Comment danserait-elle ? Légère et adroite, elle s’abandonna au bras de son cavalier, qui l’enlevait, l’emportait, la faisait voler au-dessus du sol. Tout à coup, un peu à l’écart, dans un bosquet, ils s’arrêtèrent. Louise ne vit plus qu’une immense lueur qui tournait, tandis que la terre se dérobait sous elle. Le comte de Leuze la gardait dans ses bras.

— Mademoiselle, — lui dit-il, parlant bas et très vite, — ceci est un moment que je guettais depuis longtemps. Je m’intéresse beaucoup à vous. J’ai des choses à vous dire. Venez me voir demain, vers le soir. Vous entrerez par la petite porte qui est au bas du mur de clôture : vous la trouverez ouverte et je vous attendrai dans le pavillon, à gauche de l’allée.

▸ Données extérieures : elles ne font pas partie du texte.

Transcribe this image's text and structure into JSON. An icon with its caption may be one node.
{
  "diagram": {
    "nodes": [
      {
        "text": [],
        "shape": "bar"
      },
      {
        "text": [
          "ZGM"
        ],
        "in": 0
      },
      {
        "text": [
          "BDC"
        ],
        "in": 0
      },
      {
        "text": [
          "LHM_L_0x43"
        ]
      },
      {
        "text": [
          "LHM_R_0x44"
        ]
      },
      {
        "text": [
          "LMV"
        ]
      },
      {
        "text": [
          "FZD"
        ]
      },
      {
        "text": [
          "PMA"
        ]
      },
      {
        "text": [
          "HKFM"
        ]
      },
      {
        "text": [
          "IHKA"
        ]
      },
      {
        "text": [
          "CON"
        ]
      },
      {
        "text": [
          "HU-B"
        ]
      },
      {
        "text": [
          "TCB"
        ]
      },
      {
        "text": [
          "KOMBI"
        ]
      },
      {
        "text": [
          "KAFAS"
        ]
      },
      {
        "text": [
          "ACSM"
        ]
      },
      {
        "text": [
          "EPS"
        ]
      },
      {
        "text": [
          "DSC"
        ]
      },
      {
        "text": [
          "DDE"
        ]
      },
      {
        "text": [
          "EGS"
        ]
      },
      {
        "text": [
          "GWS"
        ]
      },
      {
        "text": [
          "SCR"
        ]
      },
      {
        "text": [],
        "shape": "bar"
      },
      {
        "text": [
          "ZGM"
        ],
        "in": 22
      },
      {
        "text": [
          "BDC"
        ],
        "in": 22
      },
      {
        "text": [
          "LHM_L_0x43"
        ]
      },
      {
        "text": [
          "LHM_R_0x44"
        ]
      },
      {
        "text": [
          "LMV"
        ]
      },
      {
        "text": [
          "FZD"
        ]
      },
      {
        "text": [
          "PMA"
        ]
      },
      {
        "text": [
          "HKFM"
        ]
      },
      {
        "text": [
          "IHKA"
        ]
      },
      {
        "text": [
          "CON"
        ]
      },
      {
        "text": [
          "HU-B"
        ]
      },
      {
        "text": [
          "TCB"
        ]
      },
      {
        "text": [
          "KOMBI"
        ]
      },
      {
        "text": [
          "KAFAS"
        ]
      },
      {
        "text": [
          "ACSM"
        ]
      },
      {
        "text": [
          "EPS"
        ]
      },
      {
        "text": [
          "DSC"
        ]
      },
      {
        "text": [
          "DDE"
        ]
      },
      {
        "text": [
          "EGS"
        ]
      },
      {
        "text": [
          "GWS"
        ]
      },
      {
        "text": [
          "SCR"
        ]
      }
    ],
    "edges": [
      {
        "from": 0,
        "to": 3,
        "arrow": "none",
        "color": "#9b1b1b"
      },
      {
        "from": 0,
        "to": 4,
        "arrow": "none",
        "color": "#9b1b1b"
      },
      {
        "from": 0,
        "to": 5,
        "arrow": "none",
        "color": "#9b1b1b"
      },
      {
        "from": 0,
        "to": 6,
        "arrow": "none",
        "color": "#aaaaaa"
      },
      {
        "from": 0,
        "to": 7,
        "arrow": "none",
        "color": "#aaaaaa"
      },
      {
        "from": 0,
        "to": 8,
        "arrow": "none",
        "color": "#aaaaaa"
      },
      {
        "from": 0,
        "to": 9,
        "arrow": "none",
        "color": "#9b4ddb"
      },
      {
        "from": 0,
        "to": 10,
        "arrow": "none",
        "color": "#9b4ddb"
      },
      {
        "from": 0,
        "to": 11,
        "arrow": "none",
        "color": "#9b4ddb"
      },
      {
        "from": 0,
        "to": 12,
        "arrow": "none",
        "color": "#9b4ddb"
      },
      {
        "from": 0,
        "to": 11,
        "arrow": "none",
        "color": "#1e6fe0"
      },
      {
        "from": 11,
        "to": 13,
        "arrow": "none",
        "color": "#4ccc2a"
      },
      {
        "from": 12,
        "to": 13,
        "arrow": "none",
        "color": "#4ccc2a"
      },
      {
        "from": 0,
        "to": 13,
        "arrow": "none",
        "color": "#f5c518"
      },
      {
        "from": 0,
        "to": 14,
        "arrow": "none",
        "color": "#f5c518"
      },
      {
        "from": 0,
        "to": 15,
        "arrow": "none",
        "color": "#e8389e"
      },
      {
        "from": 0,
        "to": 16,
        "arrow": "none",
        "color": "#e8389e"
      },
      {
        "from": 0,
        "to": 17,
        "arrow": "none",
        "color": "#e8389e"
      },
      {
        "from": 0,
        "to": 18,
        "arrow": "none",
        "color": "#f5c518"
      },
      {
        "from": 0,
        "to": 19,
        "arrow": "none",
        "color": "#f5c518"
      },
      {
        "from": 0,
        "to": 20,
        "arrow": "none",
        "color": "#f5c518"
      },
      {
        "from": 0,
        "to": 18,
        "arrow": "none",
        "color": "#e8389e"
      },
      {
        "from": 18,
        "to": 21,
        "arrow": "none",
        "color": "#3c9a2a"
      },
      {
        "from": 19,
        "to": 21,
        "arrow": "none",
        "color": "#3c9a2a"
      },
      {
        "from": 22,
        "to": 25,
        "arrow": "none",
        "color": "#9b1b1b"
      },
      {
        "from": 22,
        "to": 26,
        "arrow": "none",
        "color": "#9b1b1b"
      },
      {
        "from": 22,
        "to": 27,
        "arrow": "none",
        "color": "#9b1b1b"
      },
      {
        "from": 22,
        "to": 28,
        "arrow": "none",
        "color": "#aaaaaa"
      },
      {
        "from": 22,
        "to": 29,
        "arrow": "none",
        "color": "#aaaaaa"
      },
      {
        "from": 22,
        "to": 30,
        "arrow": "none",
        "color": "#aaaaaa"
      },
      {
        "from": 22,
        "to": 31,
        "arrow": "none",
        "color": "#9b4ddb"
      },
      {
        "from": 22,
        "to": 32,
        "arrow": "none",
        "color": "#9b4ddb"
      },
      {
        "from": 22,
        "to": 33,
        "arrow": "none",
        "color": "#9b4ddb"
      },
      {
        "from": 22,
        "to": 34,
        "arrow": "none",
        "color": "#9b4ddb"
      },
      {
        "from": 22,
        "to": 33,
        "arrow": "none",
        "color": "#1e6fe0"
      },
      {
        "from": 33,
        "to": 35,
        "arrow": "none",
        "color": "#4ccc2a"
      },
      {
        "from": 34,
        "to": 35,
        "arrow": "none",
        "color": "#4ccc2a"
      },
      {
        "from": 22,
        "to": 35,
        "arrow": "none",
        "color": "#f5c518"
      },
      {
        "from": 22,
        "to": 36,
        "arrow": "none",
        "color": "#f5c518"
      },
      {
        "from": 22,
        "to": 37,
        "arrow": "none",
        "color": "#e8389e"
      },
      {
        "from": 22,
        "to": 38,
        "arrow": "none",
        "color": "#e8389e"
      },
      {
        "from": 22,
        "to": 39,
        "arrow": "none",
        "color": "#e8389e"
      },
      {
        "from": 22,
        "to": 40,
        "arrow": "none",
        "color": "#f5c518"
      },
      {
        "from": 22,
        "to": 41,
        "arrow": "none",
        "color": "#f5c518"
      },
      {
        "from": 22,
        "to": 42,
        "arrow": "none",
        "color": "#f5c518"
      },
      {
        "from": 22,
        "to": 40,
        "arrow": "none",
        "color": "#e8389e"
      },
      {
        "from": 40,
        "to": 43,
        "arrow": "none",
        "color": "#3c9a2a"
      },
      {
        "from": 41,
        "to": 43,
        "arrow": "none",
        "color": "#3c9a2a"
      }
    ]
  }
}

M. le comte de Leuze avait la grande habitude des femmes, mais il ne s’était guère occupé des fillettes. S’adressant d’ordinaire à des personnes averties, il ne comprit pas que son langage mesuré et volontairement froid pouvait déconcerter une ingénue. Louise était romanesque ; la grossièreté de la jeunesse du pays la froissait, mais les paroles irréprochablement correctes du gentilhomme la laissèrent troublée et incertaine. Elle se dit qu’elle en causerait avec tante Félicité, à qui elle trouvait beaucoup d’esprit.

Le lendemain matin, la tante et la nièce allèrent porter des lettres à la poste. La saison s’avançait, les clientes rentraient. Félicité était rappelée par les affaires.